General characteristics
- Tonnage: 28,124 GRT
- Length: 641 ft (195.38 m)
- Beam: 82 ft (24.99 m)
- Propulsion: Steam turbines; oil^{[citation needed]};
- Speed: 19 knots (22 mph; 35 km/h) cruising speed; 21 knots (24 mph; 39 km/h) maximum;
- Capacity: 623 (cabin class); 308 (tourist class); 122 (third class);

= SS Champlain =

Ocean liner (1931–1940)

SS Champlain was a cabin class ocean liner built in 1932 for the French Line by Chantiers et Ateliers de Saint-Nazaire, Penhoët. She was sunk by a mine off La Pallice, France, in 1940—one of the earliest passenger ship losses of the Second World War.

Although not as well remembered as her larger fleetmates, the Champlain was the first modern ocean liner and embodied many design features later incorporated into the French Line's SS Normandie. Her interiors were designed by René Prou who decorated spaces on several earlier French Line ships, including the cabin motorship MS Lafayette. When she made her début in June 1932, the Champlain was the largest, fastest, and most luxurious cabin class liner afloat.

At the outbreak of the Second World War, the Champlain was pressed into evacuee work, transporting refugees from Europe to the safety of North America. This included many European Jews escaping Nazi Europe. Vladimir Nabokov and his family were passengers on the last voyage to New York in May 1940. It was on the return trip that the Champlain met her fate. On 17 June 1940, the liner struck a German air-laid mine while swinging at anchor in the waters off La Pallice, France, near Île de Ré, and quickly heeled over on her side.

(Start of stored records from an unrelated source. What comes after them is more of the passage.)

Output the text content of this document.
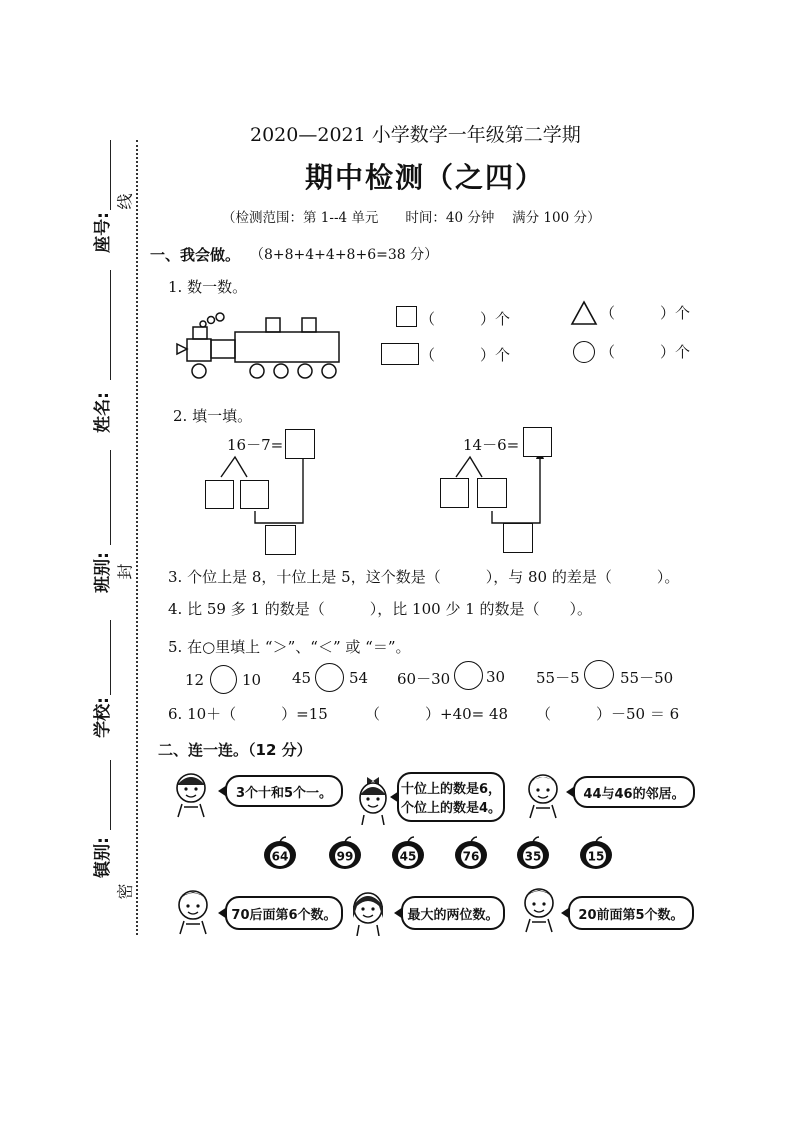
线
封
密
座号:
姓名:
班别:
学校:
镇别:
2020—2021 小学数学一年级第二学期
期中检测（之四）
（检测范围：第 1--4 单元　　时间：40 分钟　 满分 100 分）
一、我会做。 （8+8+4+4+8+6=38 分）
1. 数一数。
（　　　）个
（　　　）个
（　　　）个
（　　　）个
2. 填一填。
16－7=	14－6=
3. 个位上是 8，十位上是 5，这个数是（　　　），与 80 的差是（　　　）。
4. 比 59 多 1 的数是（　　　），比 100 少 1 的数是（　　）。
5. 在○里填上 “＞”、“＜” 或 “＝”。
12	10 45	54 60－30 30 55－5	55－50
6. 10＋（　　　）=15 （　　　）+40= 48 （　　　）－50 ＝ 6
二、连一连。（12 分）
3个十和5个一。	十位上的数是6，
个位上的数是4。
44与46的邻居。
64	99	45	76	35	15
70后面第6个数。	最大的两位数。	20前面第5个数。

A few days later the German submarine U-65 fired a torpedo into the hulk –– possibly to finish her off, as much of the ship lay above water level. Many sources quote a wire service report from 1940 that as many as 300 people died but this is erroneous. Although there were many injuries there were only 11 or 12 fatalities. She was one of the largest ships sunk in World War II. Her wreck lay quite visible for over twenty years and was eventually scrapped in 1965.